Mr Culshaw is the principal architect of Wanaka company Pocketweb's award-winning Nokia cellphone application, Pocket Life, which allows cellphone users to share their present location and other places they really like with friends and family, via GPS and mapping services.
It works on the internet, too.
This month, Pocket Life was announced runner-up in the Forum Nokia Developer Community's 2009 Calling All Innovators contest, which attracted 1700 submissions from 85 countries.
The winner was Ground Guidance by a company called Primordial, which Mr Culshaw said was a terrain-based tracking system based on a United States military patent.
The runner-up prize package included about $20,000, which Pocketweb, a start-up company, will find very handy.
Mr Culshaw, a 40-something, married father of two, does not always embrace the technology.
He has days where he would happily hurl his cellphone into Lake Wanaka because he finds it so annoying.
He obtained a computer science degree from Cambridge University, in the United Kingdom, and then vowed never to touch another computer again.
A year in the British police force changed his mind and he ended up back in the information technology industry, working variously in Sydney, Auckland, and back in the UK.
So how did a small Wanaka company rise to the top of an international competition?Most importantly, Wanaka had the scenery and lifestyle.
Visitors from England and Germany fell in love with the town, immigrated, and started families.
Mr Culshaw, originally from Preston, Lancashire, England, met Michael Heinzel, of Germany, while they were picking up their children from Wanaka Primary School one day.
Mr Culshaw got talking to Mr Heinzel, and as their friendship developed, Mr Heinzel introduced his Sydney-based contacts, Dr Alexander Koeppen and Hanno Blankenstein.
Later, Terry Warwar, an Australian who now lives in Queenstown, joined the team.
"I was working in the travel industry, building travel systems... We slowly ended up as partners. That was about two or three years ago now," Mr Culshaw said.
The international recognition will be valuable as the company continues to grow.
But Mr Culshaw says neither work nor the social networking technology he designs will take over his life.
He is in Wanaka to live a healthy life and is not on the same level as the younger generations, who seem reluctant to be parted from their cellphones even in the shower.
He acknowledges the intrusive, "Big Brother" aspect to Pocket Life and other applications in development.

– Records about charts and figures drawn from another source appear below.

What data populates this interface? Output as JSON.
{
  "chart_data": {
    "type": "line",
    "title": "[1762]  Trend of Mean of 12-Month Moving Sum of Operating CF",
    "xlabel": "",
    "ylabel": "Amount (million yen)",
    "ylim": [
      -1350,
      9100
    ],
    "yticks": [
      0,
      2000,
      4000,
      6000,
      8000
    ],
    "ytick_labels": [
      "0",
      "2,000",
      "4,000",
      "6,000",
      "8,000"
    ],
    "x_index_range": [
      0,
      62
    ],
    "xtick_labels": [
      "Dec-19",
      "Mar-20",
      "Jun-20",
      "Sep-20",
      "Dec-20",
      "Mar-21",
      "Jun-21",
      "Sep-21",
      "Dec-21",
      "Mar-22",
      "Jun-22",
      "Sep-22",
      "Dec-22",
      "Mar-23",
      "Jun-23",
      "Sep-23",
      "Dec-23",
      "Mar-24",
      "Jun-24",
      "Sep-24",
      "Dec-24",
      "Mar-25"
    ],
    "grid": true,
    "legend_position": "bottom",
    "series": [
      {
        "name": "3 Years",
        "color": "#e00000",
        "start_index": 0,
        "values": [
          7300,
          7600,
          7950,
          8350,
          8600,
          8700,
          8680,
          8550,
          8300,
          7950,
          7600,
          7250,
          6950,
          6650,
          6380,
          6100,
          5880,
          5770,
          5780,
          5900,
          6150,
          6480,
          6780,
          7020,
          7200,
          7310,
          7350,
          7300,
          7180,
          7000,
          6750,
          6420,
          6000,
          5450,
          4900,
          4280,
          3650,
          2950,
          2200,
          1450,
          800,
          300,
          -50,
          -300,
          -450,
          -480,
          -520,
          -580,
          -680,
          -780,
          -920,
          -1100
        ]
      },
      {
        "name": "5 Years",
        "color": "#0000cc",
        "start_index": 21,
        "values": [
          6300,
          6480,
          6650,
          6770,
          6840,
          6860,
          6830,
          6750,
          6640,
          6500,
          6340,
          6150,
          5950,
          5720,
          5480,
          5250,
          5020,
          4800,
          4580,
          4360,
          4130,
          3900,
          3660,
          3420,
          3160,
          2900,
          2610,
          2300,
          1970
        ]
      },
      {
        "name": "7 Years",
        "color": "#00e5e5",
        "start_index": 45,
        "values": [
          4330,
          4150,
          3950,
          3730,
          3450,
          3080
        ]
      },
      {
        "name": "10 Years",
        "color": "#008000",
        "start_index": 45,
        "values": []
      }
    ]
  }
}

The worldwide technology emphasis on developing tracking devices and software potentially allows people to be in constant contact and have markers on other people's locations at all times.
But with Pocket Life, people can just turn their phone off.
And they can control what they want to share, Mr Culshaw says.
"For my age group, we are what I call the 'email age group'. Sometimes, we feel uncomfortable giving out emails because we get hammered [with junk]. But with the under-25s, it is all about social networking and Facebook, sharing photos...
"It is the next step because these people are willing. If people are prepared to share stuff and get back something for it... I have got to be open-minded about it because you can see these things happening. But older generations are generally more uncomfortable with it," Mr Culshaw said.
Pocket Life can be used to record and send the location of the user's favourite mountain-bike tracks, cafes, art galleries and suchlike.
It can also have early warning applications for things such as bushfires or hailstorms.
Or it could be used by multisport race support crews who need to keep track of their athletes.
It is best used in urban settings or where there is cellphone range.
"I wouldn't rely on it while out bushwalking. It is not a beacon," Mr Culshaw said.
For the environmentally conscious, however, Pocket Life can be used to record transport routes, work out carbon emissions and then choose the best route to reduce the user's carbon footprint.
Mr Culshaw also says Pocket Life might come in handy for concerned parents who want to keep track of teenagers. But at $800, it is expensive.